The 2022 Oscars made history while mired in controversy


Academy of Motion Picture Arts and Sciences

Maya Alexander

The 94th Academy Awards arrived quietly and went with a firestorm of controversy. The telecast, which aired Mar. 27, turned out to be a jumbled frenzy of lavish musical performances, stale comedy bits and a slap—you know the one—that has still managed to draw Twitter debates by the hundreds days later.

Before that fateful moment, however, the Oscars were still dealing with their fair share of controversy. In case anyone has forgotten, the Academy Awards is a celebration of the beauty of films and the people who work tirelessly to make them possible. This year’s ceremony seemed to want to focus on everything but films.

In the weeks leading up to the official ceremony, the Academy released a statement announcing that eight awards that normally appeared in the telecast would not be presented on air. This, of course, led to extreme and critical backlash against what seemed like the Academy’s obvious commercial pandering.

“After carefully listening to feedback and suggestions from our film community, our network partner, and all those who love the Oscars, it was evident we needed to make some decisions about the broadcast that are in the best interest of the future of our show and our organization,” Dave Rubin, the Academy president, penned a letter in response to the ensuing negative press.

The letter went on to say that although the eight awards would not be presented on-air, “the in-person ceremony at the Dolby Theatre will begin one hour earlier to present eight awards categories before the live telecast starts.” This clarification appeased no one and out of this debacle arose the “#PresentAll23” which trended on Twitter through the day Sunday.

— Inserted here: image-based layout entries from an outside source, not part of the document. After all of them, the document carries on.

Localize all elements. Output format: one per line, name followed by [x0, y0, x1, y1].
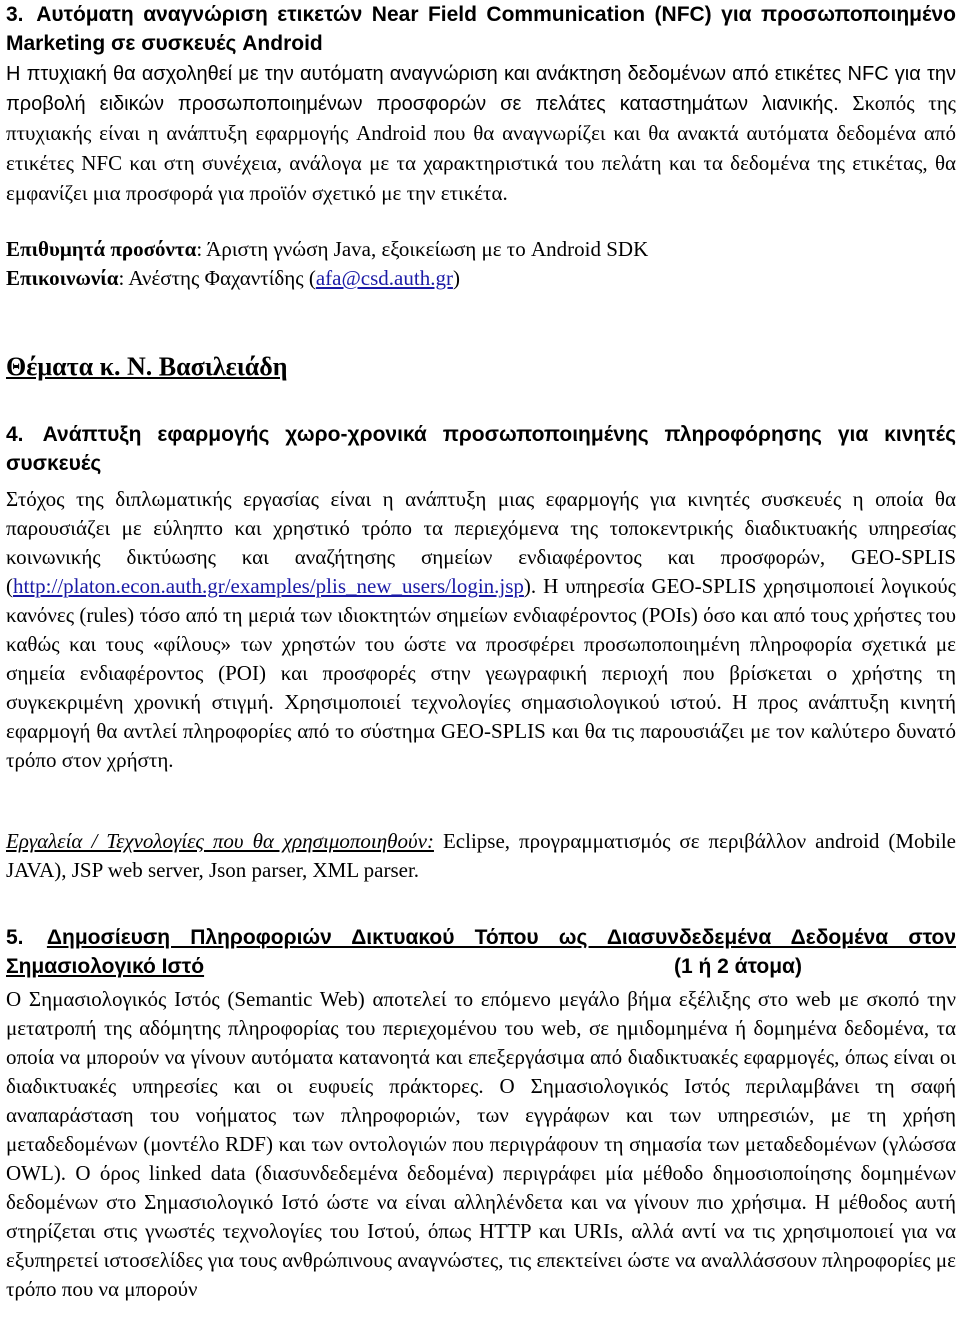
contact-value: : Ανέστης Φαχαντίδης ( [118, 266, 316, 290]
section-3-body-goal: Σκοπός της πτυχιακής είναι η ανάπτυξη εφαρμογής Android που θα αναγνωρίζει και θα ανακτά αυτόματα δεδομένα από ετικέτες NFC και στη συνέχεια, ανάλογα με τα χαρακτηριστικά του πελάτη και τα δεδομένα της ετικέτας, θα εμφανίζει μια προσφορά για προϊόν σχετικό με την ετικέτα. [6, 91, 957, 205]
section-4-number: 4. [6, 423, 24, 446]
section-5-number: 5. [6, 926, 24, 949]
section-4-heading [6, 420, 956, 478]
requirements-label: Επιθυμητά προσόντα [6, 237, 197, 261]
section-3-requirements [6, 235, 956, 264]
section-3-title: Αυτόματη αναγνώριση ετικετών Near Field Communication (NFC) για προσωποποιημένο Marketing σε συσκευές Android [6, 3, 956, 55]
section-5-heading [6, 923, 956, 981]
section-3-number: 3. [6, 3, 24, 26]
section-5-body-text: Ο Σημασιολογικός Ιστός (Semantic Web) αποτελεί το επόμενο μεγάλο βήμα εξέλιξης στο web με σκοπό την μετατροπή της αδόμητης πληροφορίας του περιεχομένου του web, σε ημιδομημένα ή δομημένα δεδομένα, τα οποία να μπορούν να γίνουν αυτόματα κατανοητά και επεξεργάσιμα από διαδικτυακές εφαρμογές, όπως είναι οι διαδικτυακές υπηρεσίες και οι ευφυείς πράκτορες. Ο Σημασιολογικός Ιστός περιλαμβάνει τη σαφή αναπαράσταση του νοήματος των πληροφοριών, των εγγράφων και των υπηρεσιών, με τη χρήση μεταδεδομένων (μοντέλο RDF) και των οντολογιών που περιγράφουν τη σημασία των μεταδεδομένων (γλώσσα OWL). Ο όρος linked data (διασυνδεδεμένα δεδομένα) περιγράφει μία μέθοδο δημοσιοποίησης δομημένων δεδομένων στο Σημασιολογικό Ιστό ώστε να είναι αλληλένδετα και να γίνουν πιο χρήσιμα. Η μέθοδος αυτή στηρίζεται στις γνωστές τεχνολογίες του Ιστού, όπως HTTP και URIs, αλλά αντί να τις χρησιμοποιεί για να εξυπηρετεί ιστοσελίδες για τους ανθρώπινους αναγνώστες, τις επεκτείνει ώστε να αναλλάσσουν πληροφορίες με τρόπο που να μπορούν [6, 987, 956, 1301]
section-4-body-intro: Στόχος της διπλωματικής εργασίας είναι η ανάπτυξη μιας εφαρμογής για κινητές συσκευές η οποία θα παρουσιάζει με εύληπτο και χρηστικό τρόπο τα περιεχόμενα της τοποκεντρικής διαδικτυακής υπηρεσίας κοινωνικής δικτύωσης και αναζήτησης σημείων ενδιαφέροντος και προσφορών, GEO-SPLIS ( [6, 487, 956, 598]
requirements-value: : Άριστη γνώση Java, εξοικείωση με το Android SDK [196, 237, 649, 261]
section-4-tools [6, 827, 956, 885]
section-group-title: Θέματα κ. Ν. Βασιλειάδη [6, 352, 288, 381]
section-4-body-rest: ). Η υπηρεσία GEO-SPLIS χρησιμοποιεί λογικούς κανόνες (rules) τόσο από τη μεριά των ιδιοκτητών σημείων ενδιαφέροντος (POIs) όσο και από τους χρήστες του καθώς και τους «φίλους» των χρηστών του ώστε να προσφέρει προσωποποιημένη πληροφορία σχετικά με σημεία ενδιαφέροντος (POI) και προσφορές στην γεωγραφική περιοχή που βρίσκεται ο χρήστης τη συγκεκριμένη χρονική στιγμή. Χρησιμοποιεί τεχνολογίες σημασιολογικού ιστού. Η προς ανάπτυξη κινητή εφαρμογή θα αντλεί πληροφορίες από το σύστημα GEO-SPLIS και θα τις παρουσιάζει με τον καλύτερο δυνατό τρόπο στον χρήστη. [6, 574, 956, 772]
section-5-title: Δημοσίευση Πληροφοριών Δικτυακού Τόπου ως Διασυνδεδεμένα Δεδομένα στον Σημασιολογικό Ιστό [6, 926, 956, 978]
tools-value: Eclipse, προγραμματισμός σε περιβάλλον android (Mobile JAVA), JSP web server, Json parser, XML parser. [6, 829, 956, 882]
contact-email-link[interactable]: afa@csd.auth.gr [315, 266, 453, 290]
section-3-heading [6, 0, 956, 58]
tools-label: Εργαλεία / Τεχνολογίες που θα χρησιμοποιηθούν: [6, 829, 434, 853]
section-5-body [6, 985, 956, 1304]
geo-splis-link[interactable]: http://platon.econ.auth.gr/examples/plis_new_users/login.jsp [13, 574, 524, 598]
section-3-body-intro: Η πτυχιακή θα ασχοληθεί με την αυτόματη αναγνώριση και ανάκτηση δεδομένων από ετικέτες NFC για την προβολή ειδικών προσωποποιημένων προσφορών σε πελάτες καταστημάτων λιανικής. [6, 63, 956, 115]
section-4-title: Ανάπτυξη εφαρμογής χωρο-χρονικά προσωποποιημένης πληροφόρησης για κινητές συσκευές [6, 423, 956, 475]
section-4-body [6, 485, 956, 775]
contact-close: ) [452, 266, 460, 290]
section-3-body [6, 60, 956, 209]
section-5-team-size: (1 ή 2 άτομα) [674, 955, 802, 978]
contact-label: Επικοινωνία [6, 266, 119, 290]
section-3-contact [6, 264, 956, 293]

Already marred with controversy, the Oscars were not off to a smooth start. A part of the reason behind not presenting those eight awards was to create time for more music performances in order to boost ratings from last year’s telecast.

That is why the ceremony started off in a surefire way to draw in viewers — a Beyoncé performance. The singer delivered an entrancing vocal and visual performance live from a Compton tennis court that tennis phenoms Venus and Serena Williams trained at as children. The song, “Be Alive,” comes from the movie “King Richard” which is a dramatic portrayal of the Williams sisters’ rise as superstars in the sport due to the continued support of their father, Richard Williams.

The film earned six nominations at this year’s Oscars, including one for best original song, which became Beyoncé’s first Academy Award nomination. The category went to siblingduo Billie Eilish and Finneas O’Connell for their James Bond tune, “No Time to Die.”

After the initial excitement of Beyoncé’s performance wore off, the show buoyed along with the help of grandiose music numbers and hackneyed comedy bits, sandwiched in between the two somewhere was the presenting of the actual awards.

When the awards were actually given out, history was made. Ariana DeBose, who won best supporting actress for her role as Anita in the 2021 reprise of “West Side Story,” became the first Afro Latina and openly queer woman to win an Academy Award.

“Imagine this little girl in the back seat of a white Ford Focus. When you look into her eyes, you see an openly queer woman of color, an Afro Latina, who found her strength in life through art,” DeBose, who was clearly overcome with emotion due to the significance of the moment, said in her acceptance speech. “And that’s what I believe we’re here to celebrate.”

Pop culture history was made roughly two hours into the telecast when eventual  Oscarwinner Will Smith, slapped Chris Rock in the face after the comedian told an ill-suited joke that insulted Smith’s wife, Jada-Pinkett.

Since the telecast, the Academy has put out a statement condemning Smith’s actions, and Smith himself has posted an apology letter on his Instagram account. On Friday came the news that the actor would be resigning from the Academy of Motion Picture Arts and Sciences.

In a letter, Smith relayed that he was “heartbroken” over the decision. At the moment it is unclear if the Academy’s Board of Governors will take further action against him. Rock has yet to say anything publicly about the incident.

The night of history-making moments continued with the big wins for the film “CODA.” The movie, which focuses on the experiences of a hearing girl who has two deaf parents, won all three of the awards that it was nominated for. Troy Kotsur made history as the first deaf man to win an Oscar for acting.

The night rounded out with some more significant wins like Ahmir “Questlove” Thompson’s win for best documentary feature for the film “Summer of Soul.” The highest prize of the evening, best picture, went to “CODA.”

During the acceptance speech, the film’s producer Philippe Rousselet thanked the Academy for “letting our CODA make history tonight.”